One blog called “Dying to be Thin” offers advice to those who ask for anorexia tips and documents the life of the anorexic blogger, identified only as “Ana Regzig.”

“I haven’t weighed myself yet but I’m … exploding out of my old clothes and I hate it,” Regzig said in a Jan. 4 entry following a birthday party that turned out to be her intervention.

But this blog is just one among many pro-ana sites.

Proanatrick.com offers speedy weight loss tips and appetite suppressants.

All this lies under a banner that reads, “Why be ugly forever?”

The website’s Oct. 14, 2008, article titled “Pro-Ana Tips and Tricks” recommends that wearing a rubber band around your wrist, instructing readers to “snap it everytime you think of eating something.”

The list of tips even suggests “(pinching) your fat” or “(punching) yourself in the stomach.”

Pro-ana websites make it seem like self-inflicted pain is the key to success.

It is like telling people to stab themselves with a No. 2 pencil to study for a test.

The list goes on for 25 sickening tips and even links to past lists of similarly demented “thinspiration.”

There is also an online community called prettythin.com that offers albums of “thinspiration” photos.

One collection of photos is called “My gross fatness, please critisize (sic).” Looking through the album, I was shocked to find girls half my size referring to their bodies as “disgusting.”

Kalyn Coppedge, Sacramento State’s assistant health educator, has extensive knowledge about eating disorders, having worked with ED sufferers in the past.

“It becomes an obsession, so I can understand why these sites exist, but they’re very detrimental to young people and especially those who are trying to recover (from eating disorders),” she said.

Distorted body image is a devastating concept already plaguing women.
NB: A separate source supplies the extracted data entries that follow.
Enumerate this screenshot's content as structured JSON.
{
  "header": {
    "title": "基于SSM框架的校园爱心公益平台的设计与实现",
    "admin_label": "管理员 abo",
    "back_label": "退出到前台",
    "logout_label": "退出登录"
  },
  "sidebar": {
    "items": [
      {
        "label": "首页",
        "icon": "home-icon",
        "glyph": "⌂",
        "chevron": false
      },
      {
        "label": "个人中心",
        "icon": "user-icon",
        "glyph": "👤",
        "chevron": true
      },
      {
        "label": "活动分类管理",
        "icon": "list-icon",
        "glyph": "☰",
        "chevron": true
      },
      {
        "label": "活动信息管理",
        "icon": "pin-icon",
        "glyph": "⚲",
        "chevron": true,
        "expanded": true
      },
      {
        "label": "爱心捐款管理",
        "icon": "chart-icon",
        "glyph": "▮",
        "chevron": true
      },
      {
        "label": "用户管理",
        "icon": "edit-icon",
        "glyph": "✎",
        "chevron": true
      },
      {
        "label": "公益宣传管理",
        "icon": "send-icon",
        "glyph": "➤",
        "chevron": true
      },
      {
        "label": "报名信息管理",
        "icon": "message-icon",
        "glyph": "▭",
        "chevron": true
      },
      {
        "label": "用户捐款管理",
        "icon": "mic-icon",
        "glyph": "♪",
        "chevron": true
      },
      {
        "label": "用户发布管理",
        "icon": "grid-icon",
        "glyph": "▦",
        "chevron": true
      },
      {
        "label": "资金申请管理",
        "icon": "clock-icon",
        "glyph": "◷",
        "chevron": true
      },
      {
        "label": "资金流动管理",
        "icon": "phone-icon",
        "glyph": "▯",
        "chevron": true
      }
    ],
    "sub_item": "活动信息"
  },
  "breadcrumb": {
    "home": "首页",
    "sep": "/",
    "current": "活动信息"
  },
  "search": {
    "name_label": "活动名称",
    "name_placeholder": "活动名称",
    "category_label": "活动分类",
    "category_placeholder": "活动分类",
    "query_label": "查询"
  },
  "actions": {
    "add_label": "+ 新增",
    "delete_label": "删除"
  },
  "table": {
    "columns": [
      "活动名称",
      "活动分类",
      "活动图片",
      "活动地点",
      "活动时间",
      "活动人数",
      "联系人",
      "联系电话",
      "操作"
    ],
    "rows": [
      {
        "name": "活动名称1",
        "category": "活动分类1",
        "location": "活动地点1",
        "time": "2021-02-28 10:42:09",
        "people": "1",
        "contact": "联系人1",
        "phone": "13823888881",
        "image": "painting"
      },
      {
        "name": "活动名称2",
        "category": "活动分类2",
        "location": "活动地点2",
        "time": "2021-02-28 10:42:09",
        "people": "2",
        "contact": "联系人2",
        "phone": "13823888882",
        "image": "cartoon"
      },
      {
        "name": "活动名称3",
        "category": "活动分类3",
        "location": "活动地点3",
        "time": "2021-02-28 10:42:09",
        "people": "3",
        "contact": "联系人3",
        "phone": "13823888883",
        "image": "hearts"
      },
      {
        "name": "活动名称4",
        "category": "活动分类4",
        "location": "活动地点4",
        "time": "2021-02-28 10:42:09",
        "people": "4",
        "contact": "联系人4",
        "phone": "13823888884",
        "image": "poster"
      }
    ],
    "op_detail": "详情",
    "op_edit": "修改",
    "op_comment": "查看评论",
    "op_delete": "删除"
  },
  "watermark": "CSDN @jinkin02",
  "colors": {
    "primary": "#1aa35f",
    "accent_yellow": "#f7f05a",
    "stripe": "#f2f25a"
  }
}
The pro-ana movement takes this to whole new level.

“It makes sense that there are those websites. When you have an eating disorder, there’s that temptation to immerse yourself in it completely,” Coppedge said.

One “thinspirational” quote sums up the mentality that these afflicted individuals uphold.

As quoted on Ana Regzig’s blog, “Anorexia is not a disease. Anorexia is not a game. Anorexia is a skill, perfected only by a few. The chosen, the pure, the flawless.”

I must have missed the memo on “flawless” being redefined as “bones pushing through your skin”.

The fact that people would encourage such a damaging and ultimately fatal lifestyle is devastating.

My staff photograph alone makes it pretty obvious that I am no stranger to food. I would not call myself healthy, nor am I any closer to “flawless” than anorexic people are.

But imperfections are not manifest in the numbers on a scale, nor does a smaller number make anyone a better person than another.

Life should not be measured in pounds.